Tamar Guimarães and Kasper Akhøj. Still from Captain Gervasio’s Family. 2013/2014. Courtesy of the artists, Galeria Fortes Vilaça and Ellen De Bruijne Projects, BMA 17774.

Captain Gervasio’s Family takes a meditative look at the mediums of Palmelo, Brazil

BALTIMORE, MD (February 7, 2017)—The Baltimore Museum of Art (BMA) presents Black Box: Tamar Guimarães & Kasper Akhøj, on view February 8 through June 11, 2017. The exhibition includes a presentation of Guimarães’ and Akhøj’s 16-minute film Captain Gervasio’s Family (2013-2014), featuring the many spirit mediums of Palmelo, Brazil. The presentation of the film is organized by Senior Curator of Contemporary Art Kristen Hileman and presented in the Black Box Gallery in the museum’s Contemporary Wing.

Throughout their work, the Copenhagen-based collaborators explore the structure of social space and hierarchies, within both small communities and geographically or racially defined groups of people. Captain Gervasio’s Family provides a view into the Spiritist community of Palmelo, a town of 2,000 people of whom at least half are psychic mediums. Spiritism is a practice influenced by Allan Kardec, a 19th-century French scholar whose theories about communicating with the dead reached an international audience. The artists do not undertake a critical view of the practice, instead they deploy the luminous, flickering effect of 16mm film to evoke the movement of psychic energy between this world and the “astral cities” that hover above.

The film’s montage of closely cropped images of Palmelo’s mediums and details of Brazil’s modernist architecture suggest surprising relationships between the organization of the psychics’ activity and their country’s bureaucracy. Many of the mediums work as civil servants, and their descriptions of the cities of the dead include physical and administrative structures that, while idealized, resemble that of government offices. Visually, the interconnected steps, window ledges, and paving blocks of characteristically Brazilian buildings recall the joined hands of mediums performing “magnetic chains” to aggregate their healing powers. At the same time, opposition between Spiritist belief and official Brazil is revealed in the recounting of the government’s closure of a Palmelo psychiatric facility dedicated solely to treatments using psychic forces.
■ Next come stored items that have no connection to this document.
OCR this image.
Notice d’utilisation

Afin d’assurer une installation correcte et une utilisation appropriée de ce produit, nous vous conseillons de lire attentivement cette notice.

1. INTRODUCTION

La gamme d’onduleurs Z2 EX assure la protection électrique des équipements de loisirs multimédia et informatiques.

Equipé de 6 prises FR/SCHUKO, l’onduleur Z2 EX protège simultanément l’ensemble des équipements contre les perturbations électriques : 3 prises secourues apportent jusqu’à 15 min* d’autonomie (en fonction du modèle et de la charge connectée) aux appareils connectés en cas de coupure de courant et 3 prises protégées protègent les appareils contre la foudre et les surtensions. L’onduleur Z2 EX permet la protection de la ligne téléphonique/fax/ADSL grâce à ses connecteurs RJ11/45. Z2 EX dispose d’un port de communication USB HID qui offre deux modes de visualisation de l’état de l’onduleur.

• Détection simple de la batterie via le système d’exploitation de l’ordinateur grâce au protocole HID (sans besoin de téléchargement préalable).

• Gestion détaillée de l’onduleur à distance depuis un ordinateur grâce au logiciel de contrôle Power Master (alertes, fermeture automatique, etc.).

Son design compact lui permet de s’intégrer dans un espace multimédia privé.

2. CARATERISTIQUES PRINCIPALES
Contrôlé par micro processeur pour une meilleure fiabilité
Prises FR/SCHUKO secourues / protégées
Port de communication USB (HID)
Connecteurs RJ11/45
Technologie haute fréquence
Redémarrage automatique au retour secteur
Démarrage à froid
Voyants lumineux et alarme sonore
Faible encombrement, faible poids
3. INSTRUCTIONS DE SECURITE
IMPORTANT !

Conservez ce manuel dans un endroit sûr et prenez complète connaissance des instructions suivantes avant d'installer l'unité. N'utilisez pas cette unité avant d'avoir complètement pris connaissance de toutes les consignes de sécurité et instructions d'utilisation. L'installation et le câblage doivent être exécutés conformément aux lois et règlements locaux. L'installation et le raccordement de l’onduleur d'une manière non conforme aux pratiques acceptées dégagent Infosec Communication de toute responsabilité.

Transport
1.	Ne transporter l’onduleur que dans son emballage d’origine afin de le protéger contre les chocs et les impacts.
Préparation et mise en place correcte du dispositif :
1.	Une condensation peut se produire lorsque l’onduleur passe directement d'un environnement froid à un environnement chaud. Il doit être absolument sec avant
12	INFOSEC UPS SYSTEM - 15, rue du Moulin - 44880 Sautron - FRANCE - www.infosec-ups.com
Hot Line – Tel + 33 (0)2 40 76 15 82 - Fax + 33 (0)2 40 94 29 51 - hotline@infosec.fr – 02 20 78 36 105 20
Tamar Guimarães (Brazilian, b. 1967) is a video, sound and installation artist whose work has been exhibited in numerous art fairs, including the São Paulo Biennial and Venice Biennale. She has also had solo exhibitions at the Institute of Modern Art, Brisbane (2009); Artspace Sydney (2010); Gasworks, London (2011); and the Århus Kunstbygning, Denmark (2012). Her work was nominated for the Premio Investidor Profissional Art Prize (PIPA) 2010, 2011, 2012, and 2013.

Kaspar Akhøj (Danish, b. 1976) is a mixed-media artist whose recent solo exhibitions include Welcome (TO THE TEKNIVAL) at the Künstlerhaus Stuttgart, Overgaden at the Institute for Contemporary Art in Copenhagen, and After The Fair at the Wiels Centre for Contemporary Art, Brussels. His work has also been shown at Ludlow 38/Goethe Institute, New York and 28th São Paulo Biennial. In 2010, he was an artist-in-residence at the 29th São Paulo Biennial, in addition to Platform Garanti in Istanbul, Turkey.

Captain Gervasio’s Family is presented in partnership with The Johns Hopkins University’s Center for Advanced Media Studies (CAMS). Guimarães and Akhøj will be in residence at The Johns Hopkins University this spring.

About the Baltimore Museum of Art

Founded in 1914, the Baltimore Museum of Art (BMA) inspires people of all ages and backgrounds through exhibitions, programs, and collections that tell an expansive story of art—challenging long-held narratives and embracing new voices. Our outstanding collection of more than 97,000 objects spans many eras and cultures and includes the world’s largest public holding of works by Henri Matisse; one of the nation’s finest collections of prints, drawings, and photographs; and a rapidly growing number of works by contemporary artists of diverse backgrounds. The museum is also distinguished by a neoclassical building designed by American architect John Russell Pope and two beautifully landscaped gardens featuring an array of modern and contemporary sculpture. The BMA is located three miles north of the Inner Harbor, adjacent to the main campus of Johns Hopkins University, and has a community branch at Lexington Market. General admission is free so that everyone can enjoy the power of art.